My life as a seamstress (I guess?) began when I was 16. My parents and grandparents teamed up and bought me a sewing machine for Chanukah, the same machine I use today (and desperately need to take in for a tune-up. The 1 step button-holer has become "13 steps to Hulk-smashing". Maintenance is still a low point for me), a basic Janome I named Johnny 5. The first thing I ever sewed was a red satin and black lace purse for my best friend Caroline. I sewed the entire thing with no previous experience or knowledge whatsoever, and sewed with the pressure foot raised the whole time. I thought that this sewing thing was really, really hard, and I gave up on it for a few months. Had I read the instruction manual (another fault of mine), I would have known that the pressure foot is really integral, and that the machine would then feed the fabric through so you wouldn't have to. I was young, and stupid, and proud enough to give that P.O.S bag as a birthday present, and Caroline loved me enough to use it. It's a lovely and tragic thought. That thing was hideous.
I was prompted to pick back up the needle and thread a few months later, when I began to get more into Japanese street fashion, gothic and lolita in particular. I picked up some Japanese sewing magazines, and worked off their patterns for the next two years. I took Japanese classes so that I would be able to understand the patterns, and went on to make several garish and ill-fitting pieces. I am, shocking as it may be, not the ideal body type for Japanese drafted patterns. However, through this time, I learned what pattern pieces looked like, the order to put them together, and how to sew a straight line. That last one may sound silly, but straight lines are really all sewing boils down to. Through the purring of my sewing machine, I was able to explore my personal style in ways that had been barred from me previously, either through cost or sizing. The ability to make my own clothes was so freeing, and served as a real turning point for the way I saw fashion, personal style, and even my own career path. Every new garment was a learning opportunity, and even those that turned out badly served a greater purpose: sacrificial offerings to the gods of experience.
The most significant improvement of my skills took place over my 4 years at university. Through my costume construction classes, I learned about historical and modern couture construction techniques, and most importantly, how to draft my own patterns from measurements. Now, I am a person who quite enjoys math. Maybe not the really deep theoretical stuff, but I find practical math to be pretty cool in general. The idea of breaking down numbers into lines, in order to build 3D shapes, was just the biggest thrill for me. Pattern drafting continues to be one of the most fun of all mind-fucks I have ever experienced. This is an area in which the concept of sewing being all about straight lines really hits home for me: every curve on your body has to be translated into a straight line, in order to be sewn. Now, that isn't to say that it may LOOK like a straight line on paper, but there is some way of holding those pieces that will result in a straight line. Really, I have found this concept to be the most freeing when it comes to my sewing. I approach each new challenge fearlessly: it's all straight lines when you really break it down, so how hard could it really be? I mean, at least I don't have to sew it all by hand like folks used to!

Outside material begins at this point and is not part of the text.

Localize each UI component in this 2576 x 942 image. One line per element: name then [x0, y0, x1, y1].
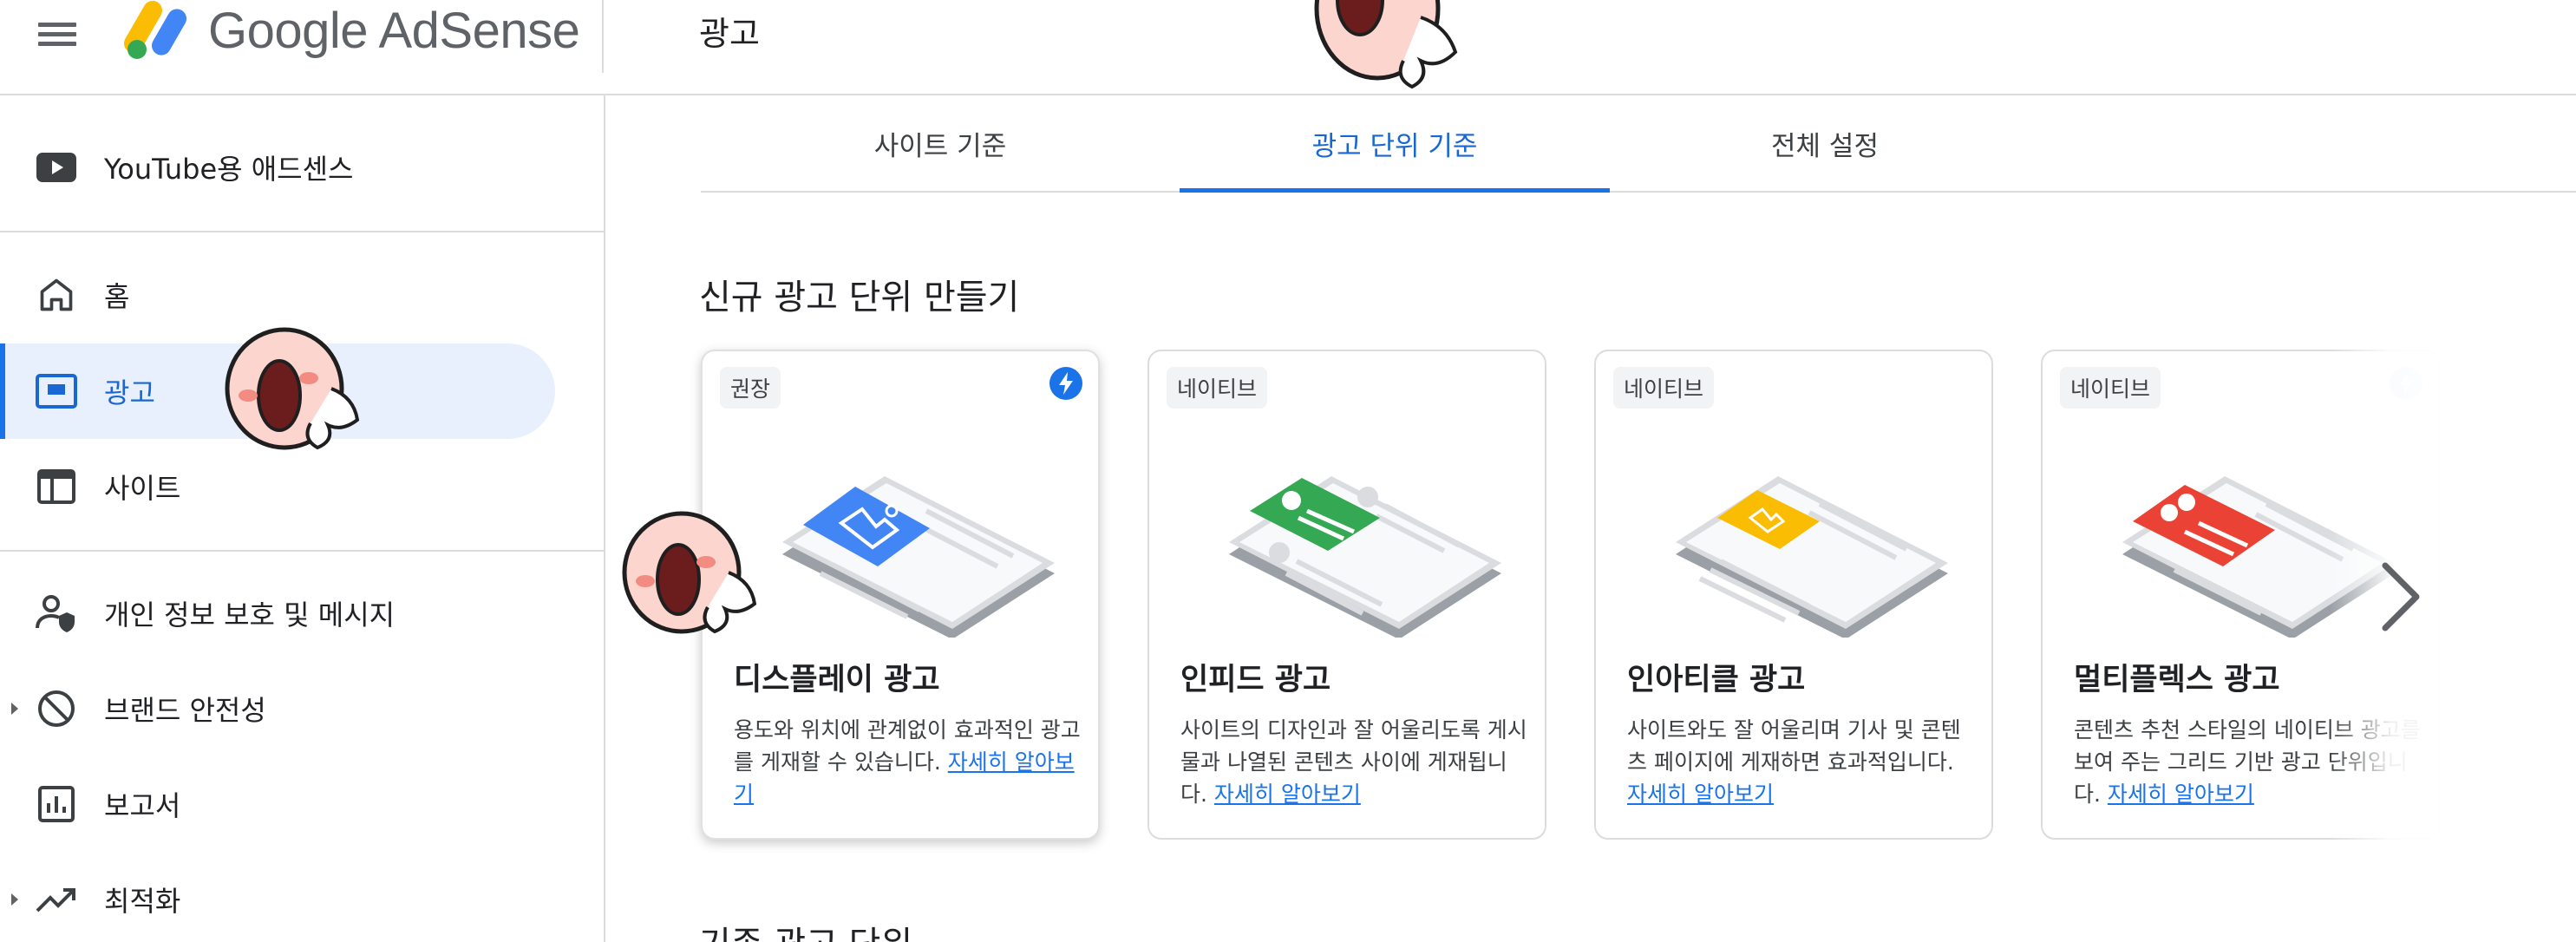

That fearlessness is the most important thing I have learned through sewing. To look at complex problems and break them down until they seem perfectly reasonable. To approach everything with the understanding that while successful projects may be the most satisfying, the failed projects are arguably the most valuable. To understand that the limits of availability are only limits if you don't intend to create what you want in the world. To realize that you are capable of achieving most anything you want, and that what you do not know, you can learn.
And that, my friends, is the long rant behind why I tell everyone that sewing is the best thing I ever learned how to do.